The First Claimant is a footballer with Manchester United, the Second Claimant is his partner. They have recently celebrated the birth of their first child on 27 October 2020. The Claimants had kept the pregnancy private to their family and close friends.
The Defendant is a former partner of the First Claimant. Their relationship ended in December 2019. On 18 October 2020, the Defendant posted on Instagram as follows:
“Thank you to everyone who has supported mine & Aarons relationship for the last three years.
I wish nothing but the best for Aaron & @avril_uk for this week on welcoming their new bundle of joy
A new life is always a blessing x”.
@avril_uk was the Second Claimant’s Instagram account. The effect of tagging (as it is known) the Second Claimant like that in the message is that it would have appeared in the timeline of the Second Claimant, and, by so doing, the Defendant was directly addressing or targeting of the message to the Second Claimant.
One of the Claimants’ complaints is that this posting, particularly on Instagram on 18 October 2020, effectively announced to the world the expected birth of their child, something that the two of them had been keeping a very private matter.
The following day, on 19 October 2020, the Defendant posted a further message on Instagram. It consisted of a screen shot of exchanges of messages between her and the First Claimant. The evidence demonstrates that these were private messages that had passed between the First Claimant and the Defendant during the currency of their relationship.
In the evidence, I have been provided with copies of articles that appeared in The Sun and MailOnline on 20 and 21 October 2020, which duly reported on the pregnancy. The Claimants complain that the reporting that attended this announcement was inaccurate. It suggested a very recent split from the Defendant and that he had in some way betrayed her by getting another woman pregnant. On the chronology in the evidence, the First Claimant and the Defendant had split up some time before the Claimants’ relationship had started. The first paragraph of the Defendant’s Instagram message may have given the impression that either the breakup had been very recent or even that the relationship between the Defendant and the First Claimant was still continuing.
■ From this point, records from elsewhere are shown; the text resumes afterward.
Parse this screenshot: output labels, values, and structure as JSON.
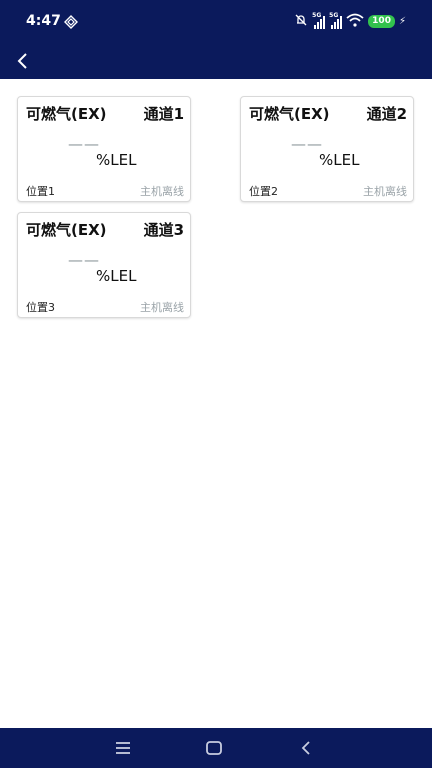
{
  "status_bar": {
    "time": "4:47",
    "network_label_1": "5G",
    "network_label_2": "5G",
    "battery": "100",
    "icons": [
      "cast-icon",
      "mute-icon",
      "signal-icon",
      "wifi-icon",
      "battery-icon",
      "charging-icon"
    ]
  },
  "app_bar": {
    "back_icon": "back-arrow-icon"
  },
  "cards": [
    {
      "gas": "可燃气(EX)",
      "channel": "通道1",
      "value": "——",
      "unit": "%LEL",
      "location": "位置1",
      "status": "主机离线"
    },
    {
      "gas": "可燃气(EX)",
      "channel": "通道2",
      "value": "——",
      "unit": "%LEL",
      "location": "位置2",
      "status": "主机离线"
    },
    {
      "gas": "可燃气(EX)",
      "channel": "通道3",
      "value": "——",
      "unit": "%LEL",
      "location": "位置3",
      "status": "主机离线"
    }
  ],
  "nav_bar": {
    "icons": [
      "menu-icon",
      "home-icon",
      "back-icon"
    ]
  },
  "colors": {
    "header": "#0b1a5c",
    "card_border": "#d9d9d9",
    "muted_text": "#9aa3a8",
    "battery": "#32c24d"
  }
}
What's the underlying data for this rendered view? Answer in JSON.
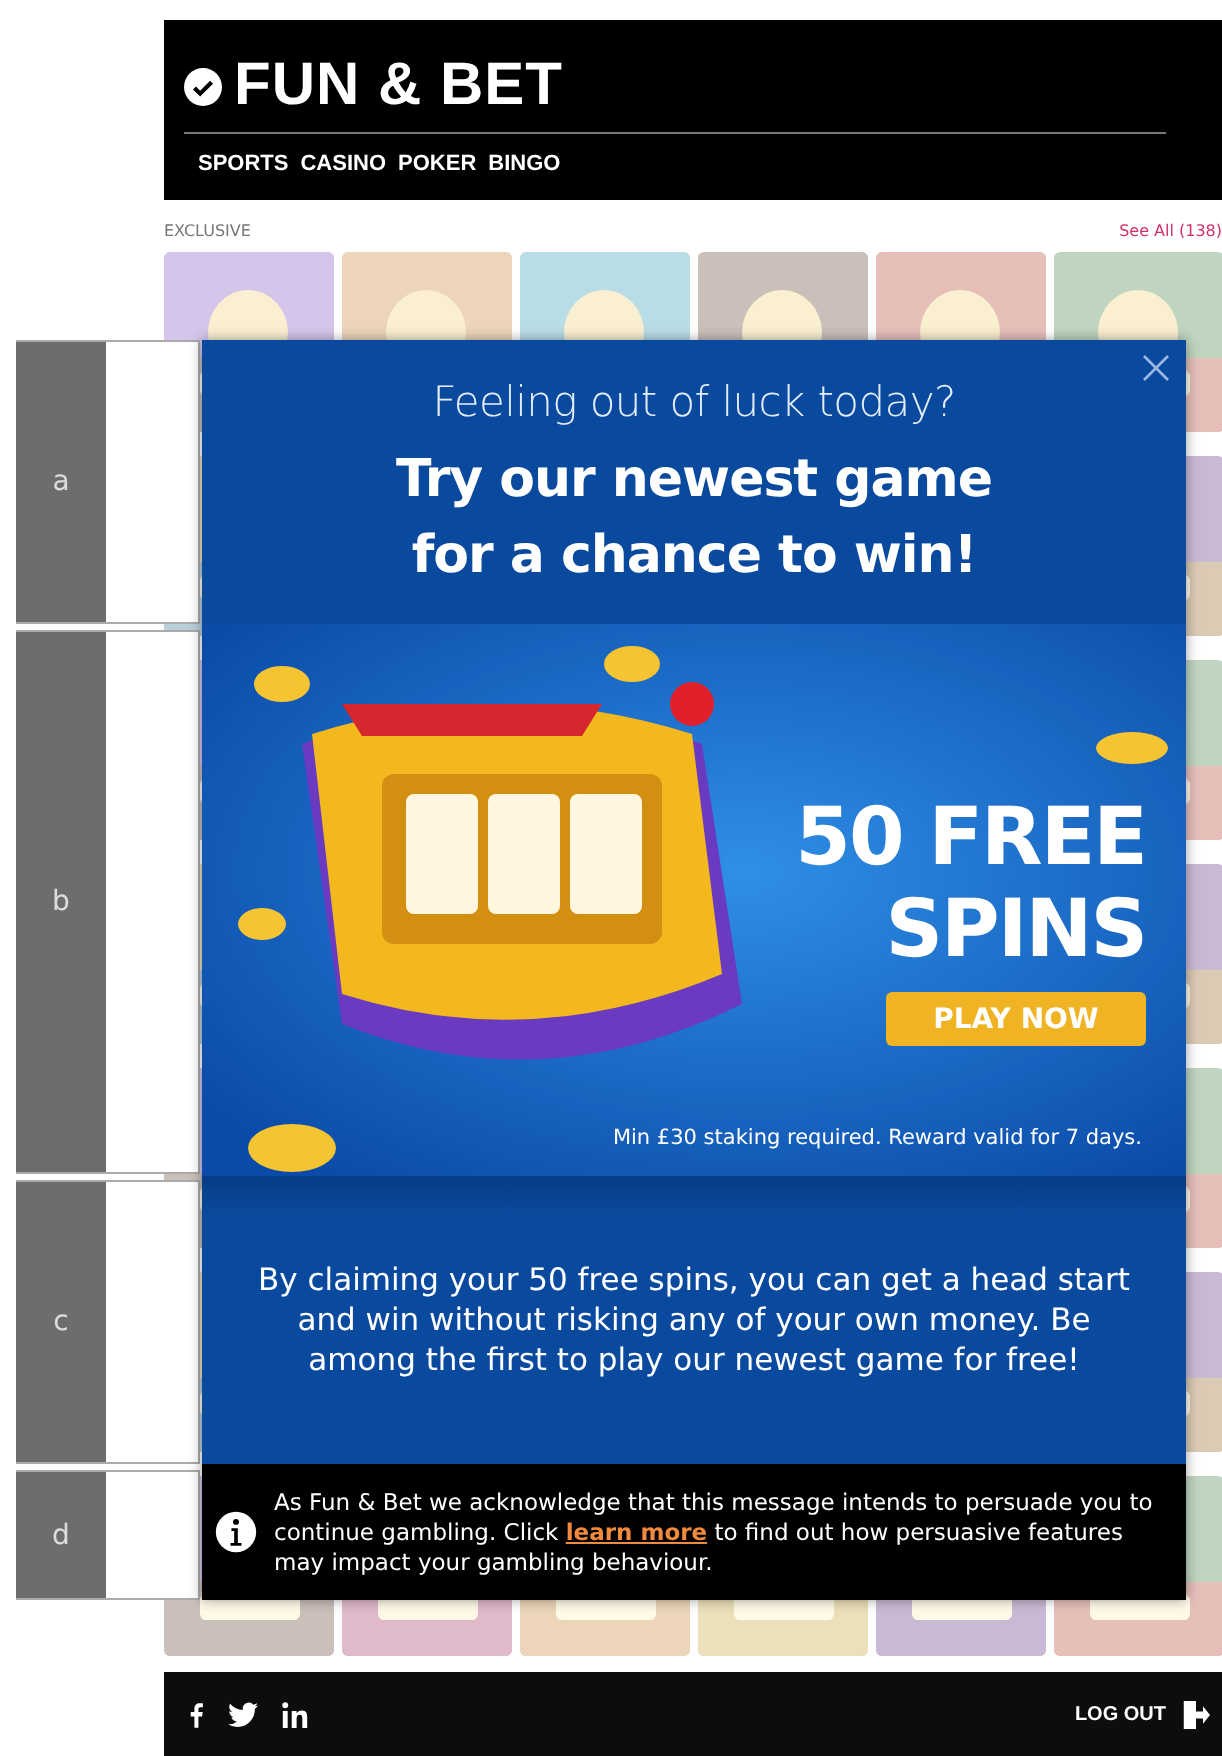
{
  "header": {
    "logo": "FUN & BET",
    "nav": [
      "SPORTS",
      "CASINO",
      "POKER",
      "BINGO"
    ]
  },
  "section": {
    "title": "EXCLUSIVE",
    "link": "See All (138)"
  },
  "annotations": [
    "a",
    "b",
    "c",
    "d"
  ],
  "modal": {
    "kicker": "Feeling out of luck today?",
    "headline": [
      "Try our newest game",
      "for a chance to win!"
    ],
    "banner": {
      "offer": [
        "50 FREE",
        "SPINS"
      ],
      "button": "PLAY NOW",
      "terms": "Min £30 staking required. Reward valid for 7 days."
    },
    "body": "By claiming your 50 free spins, you can get a head start and win without risking any of your own money. Be among the first to play our newest game for free!",
    "notice": {
      "before": "As Fun & Bet we acknowledge that this message intends to persuade you to continue gambling. Click",
      "link": "learn more",
      "after": "to find out how persuasive features may impact your gambling behaviour."
    }
  },
  "footer": {
    "logout": "LOG OUT"
  }
}
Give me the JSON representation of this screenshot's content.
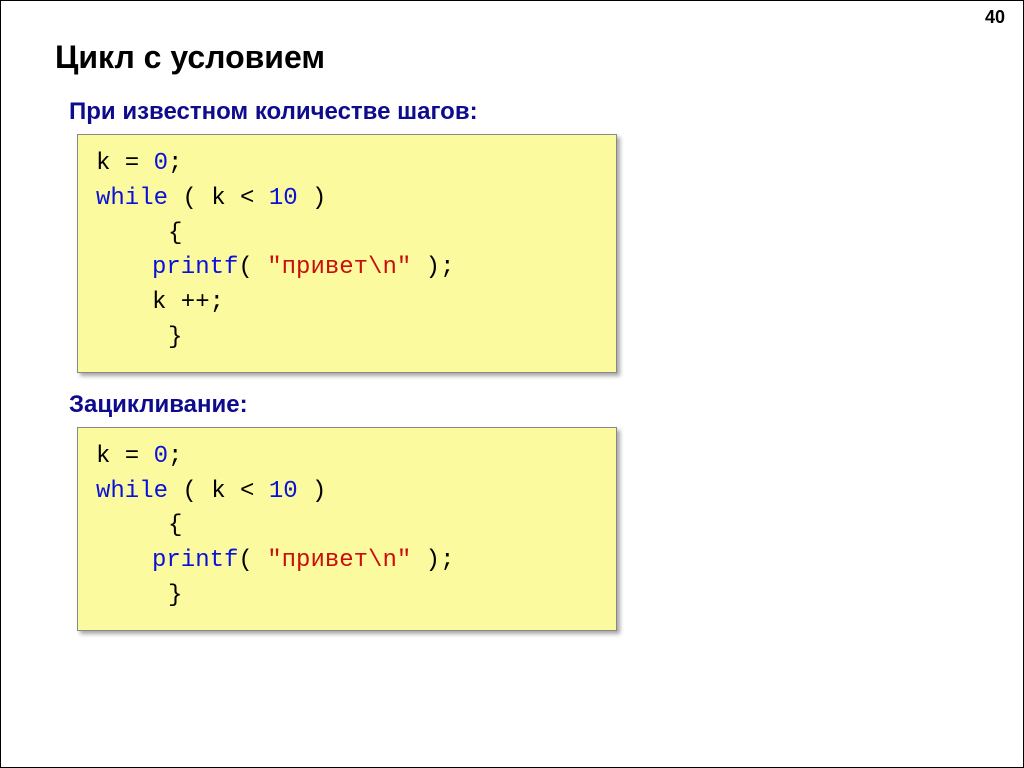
{
  "page_number": "40",
  "title": "Цикл с условием",
  "section1": {
    "heading": "При известном количестве шагов:",
    "code": {
      "l1a": "k = ",
      "l1b": "0",
      "l1c": ";",
      "l2a": "while",
      "l2b": " ( k < ",
      "l2c": "10",
      "l2d": " )",
      "l3": "{",
      "l4a": "printf",
      "l4b": "( ",
      "l4c": "\"привет\\n\"",
      "l4d": " );",
      "l5": "k ++;",
      "l6": "}"
    }
  },
  "section2": {
    "heading": "Зацикливание:",
    "code": {
      "l1a": "k = ",
      "l1b": "0",
      "l1c": ";",
      "l2a": "while",
      "l2b": " ( k < ",
      "l2c": "10",
      "l2d": " )",
      "l3": "{",
      "l4a": "printf",
      "l4b": "( ",
      "l4c": "\"привет\\n\"",
      "l4d": " );",
      "l5": "}"
    }
  }
}
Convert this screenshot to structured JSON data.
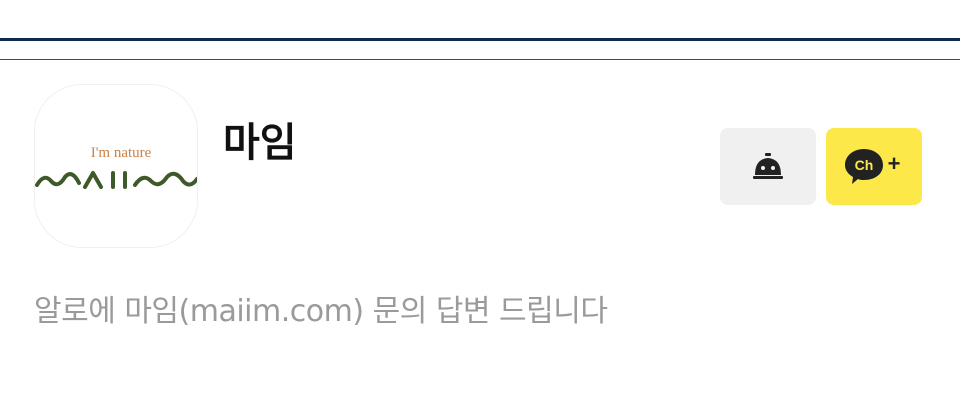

The Claimants complain that such an impression would have been false.
On 21 October 2020, the Claimants’ solicitors sent a letter of claim to the Defendant. They requested undertakings from her that she would not publish any further information or material concerning her relationship with the First Claimant that was not already in the public domain. They sought those undertakings by 4.00 p.m. on 23 October 2020.
The Defendant responded very quickly. By e-mail, on 21 October, she sent a message which included the following:
“Anything and everything I chose/if I chose to put out I have every right to do so as this situation that I’m shedding light to shows my traumatic experience both mentally & physically with regards to Aaron and our relationship of three years.
I have been a victim of so much trauma with your client Aaron Wan Bissaka. It is my Human Right to have freedom of speech especially with a situation that involves myself (Rhianna Bentley). I feel as though all victims have a right to speak on their trauma. Wouldn’t you agree? …”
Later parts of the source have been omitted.